Compression method 4, better not be 2!
PMI is 1 (whiteIsZero=0)
$tif contents returned from File_GT
$tif->{'ExtraSamples'} = ?
$tif->{'RowsPerStrip'} = '3440'
$tif->{'SamplesPerPixel'} = '1'
$tif->{'bitsPerSample'} = '1'
$tif->{'blackIsZero'} = '1'
$tif->{'ccitt'} = '4'
$tif->{'colorMap'} = 'ARRAY(0x3b87620)'
  colorMap=
$tif->{'colorSpace'} = 'DeviceGray'
$tif->{'fillOrder'} = '1'
$tif->{'filter'} = 'CCITTFaxDecode'
$tif->{'g3Options'} = ?
$tif->{'g4Options'} = ?
$tif->{'imageDescription'} = ?
$tif->{'imageHeight'} = '3442'
$tif->{'imageId'} = ?
$tif->{'imageLength'} = '8'
$tif->{'imageOffset'} = '53727'
$tif->{'imageWidth'} = '2429'
$tif->{'lzwPredictor'} = ?
$tif->{'object'} = 'Graphics::TIFF=SCALAR(0x3b8f928)'
$tif->{'resUnit'} = '3'
$tif->{'whiteIsZero'} = '0'
$tif->{'xRes'} = '118.5'
$tif->{'yRes'} = '118.5'
enter read_tiff()
colorspace(DeviceGray)
in handle_ccitt
whiteIsZero = 0
 DecodeParms.Columns 2429, .Rows 3442, .BlackIs1 0
ending handle_ccitt()
Graphics::TIFF library flag: 1 (1=using GT)

Anything catch your eye?
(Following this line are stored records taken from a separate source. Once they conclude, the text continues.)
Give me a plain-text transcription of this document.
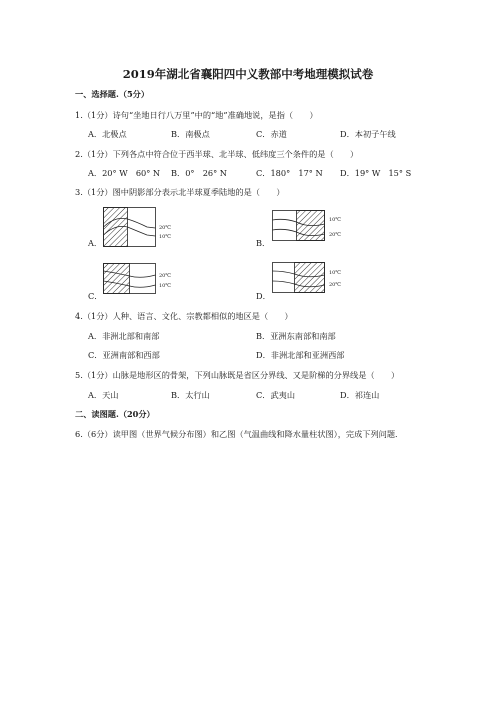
2019年湖北省襄阳四中义教部中考地理模拟试卷
一、选择题.（5分）
1.（1分）诗句“坐地日行八万里”中的“地”准确地说，是指（　　）
A．北极点	B．南极点	C．赤道	D．本初子午线
2.（1分）下列各点中符合位于西半球、北半球、低纬度三个条件的是（　　）
A．20° W　60° N B．0°　26° N	C．180°　17° N D．19° W　15° S
3.（1分）图中阴影部分表示北半球夏季陆地的是（　　）
20℃
10℃
A．
10℃
20℃
B．
20℃
10℃
C．
10℃
20℃
D．
4.（1分）人种、语言、文化、宗教都相似的地区是（　　）
A．非洲北部和南部	B．亚洲东南部和南部
C．亚洲南部和西部	D．非洲北部和亚洲西部
5.（1分）山脉是地形区的骨架，下列山脉既是省区分界线、又是阶梯的分界线是（　　）
A．天山	B．太行山	C．武夷山	D．祁连山
二、读图题.（20分）
6.（6分）读甲图（世界气候分布图）和乙图（气温曲线和降水量柱状图），完成下列问题．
The RowsPerStrip, imageLength, and imageHeight don't quite make sense to me, but I can't quite put my finder on it. Then there's the issue of why it normally comes out black-on-white, when the directory says that black is zero (white-on-black).

carygravel commented 3 years ago

I seem to have misunderstood you. I thought you were saying that your insufficient data for an image error was given by PDF::Builder when creating the PDF. Now I see you mean that the error is produced by Acrobat Reader, which I don't have. I'll see if I can provoke an error from other readers.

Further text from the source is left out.